Je ne me suis pas promenée avec mes filles depuis longtemps. Je reste dans l’attente d’un signe, d’un mot, d’un peu d’amour, comme autrefois quand je les prenais dans mes bras. Je leur ventousais de gros baisers sonores sur leurs joues briochées, en respirant leur odeur sucrée. Leurs yeux s’allumaient et me regardaient en souriant, puis nos éclats de rire emplissaient l’espace qui vibrait avec nous.
Ma maison s’éteint.
Me reste un volume vide. Fait de silences, de soupirs, de solitudes, de lourdeurs, de frissons, et de sanglots. Leurs va-et-vient ne sont plus dans le carillon de la porte ; un mobile constitué de sept petits cœurs de laiton qui se rencontrent et tintaient à chacun de leur déplacement. Et dans la nuit qui jette son voile couleur demi-deuil, les murs écoutent mes pleurs étouffés près d’une ribambelle de poupées maintenant orphelines.

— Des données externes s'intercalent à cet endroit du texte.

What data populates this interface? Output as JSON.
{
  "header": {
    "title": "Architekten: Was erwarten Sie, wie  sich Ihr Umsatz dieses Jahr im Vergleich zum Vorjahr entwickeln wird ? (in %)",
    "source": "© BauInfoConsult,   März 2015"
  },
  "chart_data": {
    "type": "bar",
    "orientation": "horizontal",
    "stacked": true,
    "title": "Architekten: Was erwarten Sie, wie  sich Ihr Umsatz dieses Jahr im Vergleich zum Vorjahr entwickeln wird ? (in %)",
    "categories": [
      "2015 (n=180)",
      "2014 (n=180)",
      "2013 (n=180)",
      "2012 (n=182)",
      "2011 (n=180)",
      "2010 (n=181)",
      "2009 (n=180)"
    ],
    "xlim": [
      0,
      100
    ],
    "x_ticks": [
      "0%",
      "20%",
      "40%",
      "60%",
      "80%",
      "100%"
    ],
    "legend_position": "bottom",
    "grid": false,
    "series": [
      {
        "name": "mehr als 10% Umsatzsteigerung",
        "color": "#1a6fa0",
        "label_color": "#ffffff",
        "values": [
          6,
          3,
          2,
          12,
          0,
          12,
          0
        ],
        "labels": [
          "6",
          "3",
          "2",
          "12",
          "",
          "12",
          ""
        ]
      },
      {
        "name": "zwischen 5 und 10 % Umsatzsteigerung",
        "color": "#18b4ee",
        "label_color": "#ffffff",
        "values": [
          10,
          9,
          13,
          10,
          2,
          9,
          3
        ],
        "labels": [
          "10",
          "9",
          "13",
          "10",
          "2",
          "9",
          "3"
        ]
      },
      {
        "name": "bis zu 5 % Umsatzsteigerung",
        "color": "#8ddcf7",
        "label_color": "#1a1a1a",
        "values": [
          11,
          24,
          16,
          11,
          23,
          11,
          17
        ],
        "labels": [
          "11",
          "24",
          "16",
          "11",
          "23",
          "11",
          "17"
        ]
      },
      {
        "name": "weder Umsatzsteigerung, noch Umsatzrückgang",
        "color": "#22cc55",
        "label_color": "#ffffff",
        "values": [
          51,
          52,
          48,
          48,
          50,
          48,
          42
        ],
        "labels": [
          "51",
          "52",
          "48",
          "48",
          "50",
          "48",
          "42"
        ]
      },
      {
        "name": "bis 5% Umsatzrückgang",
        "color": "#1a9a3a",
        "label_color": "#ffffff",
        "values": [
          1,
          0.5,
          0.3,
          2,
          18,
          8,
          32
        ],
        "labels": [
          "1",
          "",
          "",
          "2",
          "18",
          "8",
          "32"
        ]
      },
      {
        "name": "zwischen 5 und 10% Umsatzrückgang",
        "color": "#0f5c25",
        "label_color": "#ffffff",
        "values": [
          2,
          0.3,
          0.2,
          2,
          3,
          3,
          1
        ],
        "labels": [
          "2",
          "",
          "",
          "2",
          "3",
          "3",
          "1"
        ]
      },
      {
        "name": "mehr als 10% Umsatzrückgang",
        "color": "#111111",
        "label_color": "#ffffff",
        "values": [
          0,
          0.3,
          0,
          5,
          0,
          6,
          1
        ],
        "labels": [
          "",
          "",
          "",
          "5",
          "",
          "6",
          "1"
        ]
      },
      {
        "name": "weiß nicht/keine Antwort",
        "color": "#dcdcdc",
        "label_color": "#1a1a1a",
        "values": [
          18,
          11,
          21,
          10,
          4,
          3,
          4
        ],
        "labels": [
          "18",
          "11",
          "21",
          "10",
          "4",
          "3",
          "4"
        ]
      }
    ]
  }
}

Dans leur absence, je me fissure et me craquèle plus vite. Cet émiettement de la maternité est un déchirement plus grand que je n’aurais osé le dire. Ne plus entendre maman me manque. Viscéralement.
Ma maison est morte.
Mon chat est la seule âme qui me reste de mes enfants, de mon passé. Un survivant d’une de mes morts à moi. Celui qui continue à ronronner dans le nid vide.
Accoudée à ma fenêtre, j’aperçois le printemps inquiet à l’horizon et les nuages contaminés par la frénésie des saisons. Pointent les premiers bourgeons frémissants. Je ne sais quel besoin de pleurer et de rire me prend. Les paupières à demi fermées, je laisse à travers mes cils l’azur de la mer rejoindre celui du ciel. Cinq minutes s’égrènent, confuses, nauséeuses. La durée nécessaire au trait azuré d’apparaître, et de m’étourdir. Ma vie se bouleverse dans mes poings qui se serrent.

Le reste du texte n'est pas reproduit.